You might not need if statements: a better approach to branching logic - bubble_boi
https://hackernoon.com/you-might-not-need-if-statements-a-better-approach-to-branching-logic-59b4f877697f#.ruqzpakyw
======
dTal
If I might offer the author some constructive criticism - this article
contains a huge amount of filler, fluff and nonsense, which it descends into
at random times in an ADHD-like way. Like the way you use the word "gander"
and then suddenly feel compelled to type four paragraphs about geese and pygmy
marmosets. This makes it very annoying to read because the reader's flow is
constantly interrupted. The liberal use of "um" and the rambling first person
narrative style (complete with bizarre roleplay-style actions like "[wriggles
interestingly]") combine to present the impression that 1) you do not value
the reader's time and 2) you haven't sufficiently distilled what you are
actually trying to say.

I suspect this article would read very much better if you deleted it and
rewrote it from scratch, omitting the cutesy crap and narrative details about
your mood while you were thinking about this problem, and saying only what you
need to say.

------
shaftway
I like how the author just re-invented if statements. Even still called them
"if". Compare:

    
    
      [snip] {
        title: 'Has the user searched yet?',
        test: !!pageData.searchKeyword,
        if: {
          true: {
            [snip]
          },
          false: {
            [snip]
          },
        },
      }, [snip]
    

vs.

    
    
      // Has the user searched yet?
      [snip] if (decisionData.searchKeyword) {
        [snip]
      } else {
        [snip]
      }
    

I expected something like a state machine, instead of OOJSON.

------
meesterdude

      Imagine discovering this code — having never seen it before — 
      and trying to work out what happens for non-logged in users that haven’t searched yet.
    

I'd run.

Overall, this seems to advocate for moving all your branching logic into one
big file. I mean - I guess there could be a situation where I would want this
- but it seems decoupled from real world examples and usage.

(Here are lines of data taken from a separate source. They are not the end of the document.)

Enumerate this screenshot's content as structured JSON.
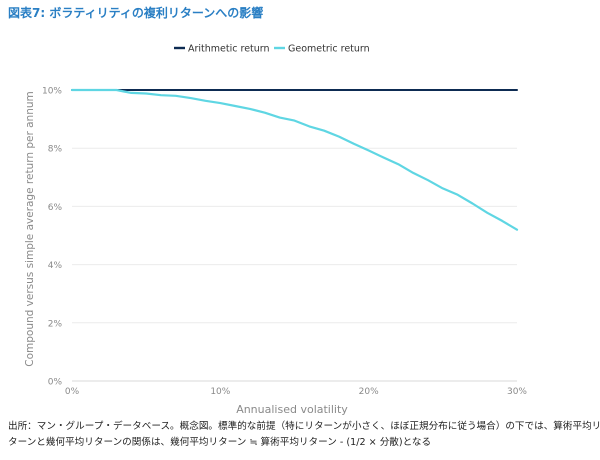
{
  "figure": {
    "title": "図表7: ボラティリティの複利リターンへの影響",
    "source_line1": "出所：マン・グループ・データベース。概念図。標準的な前提（特にリターンが小さく、ほぼ正規分布に従う場合）の下では、算術平均リ",
    "source_line2": "ターンと幾何平均リターンの関係は、幾何平均リターン ≒ 算術平均リターン - (1/2 × 分散)となる"
  },
  "colors": {
    "arithmetic": "#0d2b52",
    "geometric": "#5fd6e3",
    "title": "#2a7fc4",
    "axis_text": "#8a8a8a",
    "grid": "#ececec"
  },
  "chart_data": {
    "type": "line",
    "xlabel": "Annualised volatility",
    "ylabel": "Compound versus simple average return per annum",
    "xlim": [
      0,
      30
    ],
    "ylim": [
      0,
      10
    ],
    "x_ticks": [
      0,
      10,
      20,
      30
    ],
    "x_tick_labels": [
      "0%",
      "10%",
      "20%",
      "30%"
    ],
    "y_ticks": [
      0,
      2,
      4,
      6,
      8,
      10
    ],
    "y_tick_labels": [
      "0%",
      "2%",
      "4%",
      "6%",
      "8%",
      "10%"
    ],
    "grid": "horizontal",
    "legend": "top-center",
    "series": [
      {
        "name": "Arithmetic return",
        "color_key": "arithmetic",
        "x": [
          0,
          30
        ],
        "y": [
          10,
          10
        ]
      },
      {
        "name": "Geometric return",
        "color_key": "geometric",
        "x": [
          0,
          1,
          2,
          3,
          3.5,
          4,
          5,
          6,
          7,
          8,
          9,
          10,
          11,
          12,
          13,
          14,
          15,
          16,
          17,
          18,
          19,
          20,
          21,
          22,
          23,
          24,
          25,
          26,
          27,
          28,
          29,
          30
        ],
        "y": [
          10,
          10,
          10,
          10,
          9.95,
          9.9,
          9.88,
          9.82,
          9.8,
          9.72,
          9.63,
          9.55,
          9.45,
          9.35,
          9.22,
          9.05,
          8.95,
          8.75,
          8.6,
          8.4,
          8.15,
          7.92,
          7.68,
          7.45,
          7.15,
          6.9,
          6.62,
          6.4,
          6.1,
          5.78,
          5.5,
          5.2
        ]
      }
    ]
  }
}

This is functionally, not much different from a function or method with a lot
of branching logic embedded in itself. this just changes the format. So I
don't see how this is new or better.

So I'll share one of my favorites related to reducing if statements that I use
with some regularity:

before:

    
    
      if user.signed_in?
    
        if user.admin?
    
          do_magic
    
        end
    
      end
    

After:

    
    
      return unless user.signed_in? && user.admin?
      do_magic

------
geophile
Jesus H. Christ, what an irritating writer.

------
Cozumel
That guy couldn't code his way out of a wet paper bag O.o